Ryan Adams

Ryan Adams: Prisoner

Ryan Adams: Prisoner

Ryan Adams is hard to pin down. Cutting his teeth in the ‘90s with alt-country darlings Whiskeytown (which followed Adams’ punk band the Patty Duke Syndrome), he’s been confounding and delighting fans and critics for decades based on both his brilliant, multifaceted songwriting and his inability to sit still with any one style.

He’s also damn prolific, which is perfect for anyone who waits with baited breath for an Adams release. Since his 2000 solo debut, Heartbreaker, he’s dropped a grand total of 16 full-length solo studio albums, including his latest, Prisoner. These albums have run the gamut from country twang to power pop to hippie folk to heavy metal (seriously — 2010’s Orion is a bona fide love letter to head-banging) and many points in between. Considering the fact that his last album, 1989, was a covers album released in September 2015 (an eternity in Ryan Adams years), Prisoner is long-awaited material from him.

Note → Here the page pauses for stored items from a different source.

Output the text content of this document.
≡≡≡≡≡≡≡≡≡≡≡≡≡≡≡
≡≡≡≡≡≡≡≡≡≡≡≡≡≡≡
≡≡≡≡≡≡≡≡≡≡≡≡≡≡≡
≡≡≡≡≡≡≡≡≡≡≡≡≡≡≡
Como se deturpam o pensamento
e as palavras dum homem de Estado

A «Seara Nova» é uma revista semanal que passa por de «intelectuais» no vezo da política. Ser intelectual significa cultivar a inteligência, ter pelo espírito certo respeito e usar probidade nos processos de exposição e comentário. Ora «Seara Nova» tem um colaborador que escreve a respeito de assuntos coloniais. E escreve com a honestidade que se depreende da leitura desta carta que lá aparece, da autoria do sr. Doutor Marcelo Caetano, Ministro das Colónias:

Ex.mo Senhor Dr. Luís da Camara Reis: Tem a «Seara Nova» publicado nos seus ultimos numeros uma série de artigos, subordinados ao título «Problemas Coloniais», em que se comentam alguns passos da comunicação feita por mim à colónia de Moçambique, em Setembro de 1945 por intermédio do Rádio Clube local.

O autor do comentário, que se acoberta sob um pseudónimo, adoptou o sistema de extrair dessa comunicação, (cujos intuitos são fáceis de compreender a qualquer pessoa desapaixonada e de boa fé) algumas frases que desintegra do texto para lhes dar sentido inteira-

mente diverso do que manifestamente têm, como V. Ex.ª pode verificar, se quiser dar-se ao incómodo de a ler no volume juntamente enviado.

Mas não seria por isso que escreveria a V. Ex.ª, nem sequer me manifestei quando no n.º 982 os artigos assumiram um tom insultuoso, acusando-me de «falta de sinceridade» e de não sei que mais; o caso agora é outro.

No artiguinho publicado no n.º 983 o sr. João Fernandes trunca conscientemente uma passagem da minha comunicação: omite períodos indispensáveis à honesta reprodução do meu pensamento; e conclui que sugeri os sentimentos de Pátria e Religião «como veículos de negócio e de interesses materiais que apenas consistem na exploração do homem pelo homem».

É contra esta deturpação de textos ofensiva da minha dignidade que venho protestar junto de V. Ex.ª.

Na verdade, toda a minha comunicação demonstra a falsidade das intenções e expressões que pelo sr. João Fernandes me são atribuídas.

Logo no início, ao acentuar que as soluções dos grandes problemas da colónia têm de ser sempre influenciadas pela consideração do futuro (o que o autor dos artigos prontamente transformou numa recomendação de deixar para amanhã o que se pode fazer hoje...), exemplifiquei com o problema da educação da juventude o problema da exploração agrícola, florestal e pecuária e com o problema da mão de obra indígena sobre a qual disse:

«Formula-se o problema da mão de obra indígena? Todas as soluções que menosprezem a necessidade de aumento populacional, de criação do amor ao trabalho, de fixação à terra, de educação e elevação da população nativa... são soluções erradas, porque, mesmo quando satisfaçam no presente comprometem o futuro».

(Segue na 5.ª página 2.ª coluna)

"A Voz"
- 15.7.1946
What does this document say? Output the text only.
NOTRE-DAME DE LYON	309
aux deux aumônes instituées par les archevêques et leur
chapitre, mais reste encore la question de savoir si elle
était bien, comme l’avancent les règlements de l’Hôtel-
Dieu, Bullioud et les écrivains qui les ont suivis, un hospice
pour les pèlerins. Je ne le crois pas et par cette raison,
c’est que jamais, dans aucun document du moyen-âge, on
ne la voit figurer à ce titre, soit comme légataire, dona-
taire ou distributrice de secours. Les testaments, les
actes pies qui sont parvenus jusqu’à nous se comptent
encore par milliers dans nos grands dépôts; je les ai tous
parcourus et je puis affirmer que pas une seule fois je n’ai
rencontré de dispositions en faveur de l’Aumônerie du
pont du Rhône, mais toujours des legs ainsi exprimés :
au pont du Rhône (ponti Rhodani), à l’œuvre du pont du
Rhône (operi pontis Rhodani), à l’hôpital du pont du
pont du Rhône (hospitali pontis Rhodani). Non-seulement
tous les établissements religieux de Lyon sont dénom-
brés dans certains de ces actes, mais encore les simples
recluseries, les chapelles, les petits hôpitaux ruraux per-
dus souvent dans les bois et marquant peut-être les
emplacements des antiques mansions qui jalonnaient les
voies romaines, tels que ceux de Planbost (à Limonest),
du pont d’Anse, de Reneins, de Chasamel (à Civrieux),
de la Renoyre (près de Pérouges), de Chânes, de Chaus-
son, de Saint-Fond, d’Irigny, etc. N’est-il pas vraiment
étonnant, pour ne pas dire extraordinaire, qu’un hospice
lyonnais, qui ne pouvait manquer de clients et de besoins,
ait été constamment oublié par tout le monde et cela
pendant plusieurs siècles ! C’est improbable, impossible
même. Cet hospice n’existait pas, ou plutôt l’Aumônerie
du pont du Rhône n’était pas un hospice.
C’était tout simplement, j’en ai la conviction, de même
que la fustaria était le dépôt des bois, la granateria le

From a strictly musical standpoint, Prisoner doesn’t reinvent the wheel or announce a massive stylistic shift for Adams. While it may be somewhat fitting to call it a “default” Ryan Adams album, that undersells it. Average Ryan Adams is usually a lot better than what you’d expect from his contemporaries. The theme – if there is any – running through Prisoner is the end of a romantic relationship. In the time since the release of his self-titled 2014 album (his last full-length album of original material), Adams and his wife Mandy Moore called it quits, so the timeline checks out. If this is actually a “divorce album”, Prisoner is in good company as Blood on the Tracks, Here My Dear and Rumours are just a few of the great albums that have wrung winning songwriting and performances out of breakups.

Thematically, opening track “Do You Still Love Me” certainly fits the album lyrically, but from a musical standpoint it’s the album’s biggest outlier. Anyone familiar with Adams’ penchant for ‘80s covers like “I Want to Know What Love Is” and “Summer of ‘69” won’t be surprised by the heavy bombast of a genuine power ballad like this, but it’s so far removed from the rest of the album is seems odd to frontload Prisoner like this. Still, it works well for what it is. There’s striking Hammond organ, slashing power chords, anguished vocals, and even a wanky guitar solo. It’s almost like a long-forgotten single in a Night Ranger boxed set. But better.

After kicking open the doors with that first song (it’s also the album’s first single), things get back to relatively familiar territory. “Prisoner” has plenty of earnest, jangly R.E.M.-isms and, true to form, heartbreak and loss are part of the message. “I am a prisoner for your love,” Adams sings, as guitar riffs tumble all around him.

While the music often seems rooted in low-key folk, the underlying influences shift ever so slightly throughout the album. Brilliant songs like “Haunted House” and “Shiver and Shake” have a dark intimacy reminiscent of late-period Springsteen. The Boss’ influence can also be heard, albeit in a more upbeat manner, on “Outbound Train”, which marries a chugging, acoustic rhythm guitar with plenty of car/girl imagery (“the cars don’t move in the middle of the night / Lost inside the void of the fading tail lights / I swear I wasn’t lonely when I met you, girl”).

One of the album’s strongest tracks, “To Be Without You”, doesn’t necessarily break a lot of new ground as it’s standard breakup fare, even with a few gorgeous lines like “stinging from the storm inside my ribs where it thunders”. But the lonesome, mid-tempo heartland vibe is warm and welcoming, proving for those who don’t already know it that Adams is a master of working in a variety of musical styles without seeming forced. The song’s one drawback is its brevity (a lovely, twangy guitar solo is cut painfully short).

Befitting its release date — whether deliberate or not — Prisoner works well as a deep-winter heartbreak album, with acoustic guitars and ruminations on loss cutting through the cold air. It’s been said that the best art comes out of an artist’s pain. While that may be debatable, Adams has nevertheless managed to pull truly inspired music out of deep personal loss.